This application allows you to control your AMD GPU on a Linux system.
GPU info | Overclocking | Fan control |
---|---|---|
Current features:
- Viewing information about the GPU
- Power/thermals monitoring
- Fan curve control
- Overclocking (GPU/VRAM clockspeed, voltage)
- Power states configuration
-
Arch Linux: Install the AUR Package (or the -git version)
-
Debian/Ubuntu/Derivatives: Download a .deb from releases.
It is only available on Debian 12+ and Ubuntu 22.04+ as older versions don't ship gtk4.
-
Fedora: an rpm is available in releases.
-
NixOS: There is a package available on the unstable channel
-
Otherwise, build from source.
Why is there no AppImage/Flatpak/other universal format?
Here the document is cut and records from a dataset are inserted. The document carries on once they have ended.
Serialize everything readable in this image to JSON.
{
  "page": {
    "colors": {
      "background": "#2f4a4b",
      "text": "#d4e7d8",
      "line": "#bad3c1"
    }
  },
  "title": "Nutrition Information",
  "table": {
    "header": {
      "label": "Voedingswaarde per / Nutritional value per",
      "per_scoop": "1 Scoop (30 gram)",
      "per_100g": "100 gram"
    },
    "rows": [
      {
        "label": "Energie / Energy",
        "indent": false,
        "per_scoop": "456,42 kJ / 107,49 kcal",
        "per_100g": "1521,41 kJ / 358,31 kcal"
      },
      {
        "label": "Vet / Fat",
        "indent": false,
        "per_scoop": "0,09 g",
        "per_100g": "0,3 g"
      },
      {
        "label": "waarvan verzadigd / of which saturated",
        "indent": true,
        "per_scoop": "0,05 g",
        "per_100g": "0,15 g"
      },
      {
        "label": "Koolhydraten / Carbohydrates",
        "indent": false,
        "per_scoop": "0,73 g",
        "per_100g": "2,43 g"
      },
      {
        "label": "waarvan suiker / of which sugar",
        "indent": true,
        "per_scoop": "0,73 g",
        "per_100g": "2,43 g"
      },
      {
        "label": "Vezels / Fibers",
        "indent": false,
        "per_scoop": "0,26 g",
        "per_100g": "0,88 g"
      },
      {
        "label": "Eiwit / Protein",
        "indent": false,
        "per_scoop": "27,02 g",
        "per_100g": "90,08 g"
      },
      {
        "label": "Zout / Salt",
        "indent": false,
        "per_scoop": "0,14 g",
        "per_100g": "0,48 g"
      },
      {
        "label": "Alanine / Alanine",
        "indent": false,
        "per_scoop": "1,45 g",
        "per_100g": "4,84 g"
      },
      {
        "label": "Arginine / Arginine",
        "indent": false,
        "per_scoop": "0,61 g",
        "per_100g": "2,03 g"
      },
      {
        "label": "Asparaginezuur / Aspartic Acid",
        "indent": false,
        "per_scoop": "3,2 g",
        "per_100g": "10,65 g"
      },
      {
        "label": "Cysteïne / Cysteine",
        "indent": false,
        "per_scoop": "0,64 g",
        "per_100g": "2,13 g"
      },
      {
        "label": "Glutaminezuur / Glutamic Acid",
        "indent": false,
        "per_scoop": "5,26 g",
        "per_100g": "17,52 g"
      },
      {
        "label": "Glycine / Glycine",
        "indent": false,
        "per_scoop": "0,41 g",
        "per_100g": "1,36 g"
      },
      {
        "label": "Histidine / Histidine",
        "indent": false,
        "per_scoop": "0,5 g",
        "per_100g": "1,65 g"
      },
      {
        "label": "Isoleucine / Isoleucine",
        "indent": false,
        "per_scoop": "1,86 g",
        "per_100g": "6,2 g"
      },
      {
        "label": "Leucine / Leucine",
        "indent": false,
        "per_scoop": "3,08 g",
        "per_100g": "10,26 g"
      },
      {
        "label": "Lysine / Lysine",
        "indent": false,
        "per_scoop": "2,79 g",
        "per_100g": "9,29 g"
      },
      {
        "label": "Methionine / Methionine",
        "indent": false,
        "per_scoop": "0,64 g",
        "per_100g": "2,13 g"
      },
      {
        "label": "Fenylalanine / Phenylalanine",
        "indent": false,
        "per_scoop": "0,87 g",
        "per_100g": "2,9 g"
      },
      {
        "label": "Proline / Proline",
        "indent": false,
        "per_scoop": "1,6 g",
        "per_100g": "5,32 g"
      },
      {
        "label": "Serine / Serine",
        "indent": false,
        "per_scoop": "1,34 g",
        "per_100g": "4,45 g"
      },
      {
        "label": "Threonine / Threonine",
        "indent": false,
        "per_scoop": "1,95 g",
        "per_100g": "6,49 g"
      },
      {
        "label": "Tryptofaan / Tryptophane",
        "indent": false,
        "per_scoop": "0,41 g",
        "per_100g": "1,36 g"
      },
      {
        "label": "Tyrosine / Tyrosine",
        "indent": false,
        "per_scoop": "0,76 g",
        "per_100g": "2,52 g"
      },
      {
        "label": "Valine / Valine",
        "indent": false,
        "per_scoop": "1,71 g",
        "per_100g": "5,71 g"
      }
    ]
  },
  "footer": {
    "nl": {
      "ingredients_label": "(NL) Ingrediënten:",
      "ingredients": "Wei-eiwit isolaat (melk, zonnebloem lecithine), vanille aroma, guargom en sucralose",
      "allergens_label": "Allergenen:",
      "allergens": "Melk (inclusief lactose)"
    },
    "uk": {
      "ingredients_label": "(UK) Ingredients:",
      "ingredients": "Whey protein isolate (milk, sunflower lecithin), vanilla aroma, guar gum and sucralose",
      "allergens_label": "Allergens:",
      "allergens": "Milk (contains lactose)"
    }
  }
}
See here.
Enable and start the service (otherwise you won't be able to change any settings):
sudo systemctl enable --now lactd
You can now use the GUI to change settings and view information.
There is a configuration file available in /etc/lact/config.yaml
. Most of the settings are accessible through the GUI, but some of them may be useful to be edited manually (like admin_groups
to specify who has access to the daemon)
The overclocking functionality is disabled by default in the driver. There are two ways to enable it:
-
By using the "enable overclocking" option in the LACT GUI. This will create a file in
/etc/modprobe.d
that enables the required driver options. This is the easiest way and it should work for most people.Note: you might need to regenerate the initramfs for the setting to be applied. On Arch-based systems, this means running
mkinitcpio -P
. -
Specifying a boot parameter. You can manually specify the
amdgpu.ppfeaturemask=0xffffffff
kernel parameter in your bootloader to enable overclocking. See the ArchWiki for more details.
Tested GPU generations:
- Polaris (RX 500 series)
- Vega
- RDNA1 (RX 5000 series)
- RDNA2 (RX 6000 series)
- RDNA3 (RX 7000 series) - overclocking is not available on stable kernel versions, and is expected to land in Linux 6.7
GPUs not listed here will still work, but might not have full functionality available. Monitoring/system info will be available everywhere. Integrated GPUs might also only have basic configuration available.
As some of the GPU settings may get reset when suspending the system, LACT will reload them on system resume. This may not work on distributions which don't use systemd, as it relies on the org.freedesktop.login2
DBus interface.
Dependencies:
- rust
- gtk4
- pkg-config
- make
- hwdata
- libdrm
- blueprint-compiler 0.10.0 or higher (Ubuntu 22.04 in particular ships an older version in the repos, you can manually download a deb file of a new version)
Steps:
git clone https://github.com/ilya-zlobintsev/LACT && cd LACT
make
sudo make install
It's also possible to build LACT without some of the features by using cargo feature flags. This can be useful if some dependency is not available on your system, or is too old.
Build without DRM support (some GPU information will not be available):
cargo build --no-default-features -p lact --features=lact-gui
Minimal build (no GUI!):
cargo build --no-default-features -p lact
There is an API available over a unix socket. See here for more information.
There is also a cli available.
-
List system GPUs:
lact cli list-gpus
Example output:
1002:687F-1043:0555-0000:0b:00.0 (Vega 10 XL/XT [Radeon RX Vega 56/64])
-
Getting GPU information:
lact cli info
Example output:
lact cli info GPU Vendor: Advanced Micro Devices, Inc. [AMD/ATI] GPU Model: Vega 10 XL/XT [Radeon RX Vega 56/64] Driver in use: amdgpu VBIOS version: 115-D050PIL-100 Link: LinkInfo { current_width: Some("16"), current_speed: Some("8.0 GT/s PCIe"), max_width: Some("16"), max_speed: Some("8.0 GT/s PCIe") }
The functionality of the CLI is quite limited. If you want to integrate LACT with some application/script, you should use the API instead.
When reporting issues, please include your system info and GPU model.
If there's a crash, run lact gui
from the command line to get logs, or use journalctl -u lactd
to see if the daemon crashed.
If LACT doesn't do what you want, make sure to check out CoreCtrl.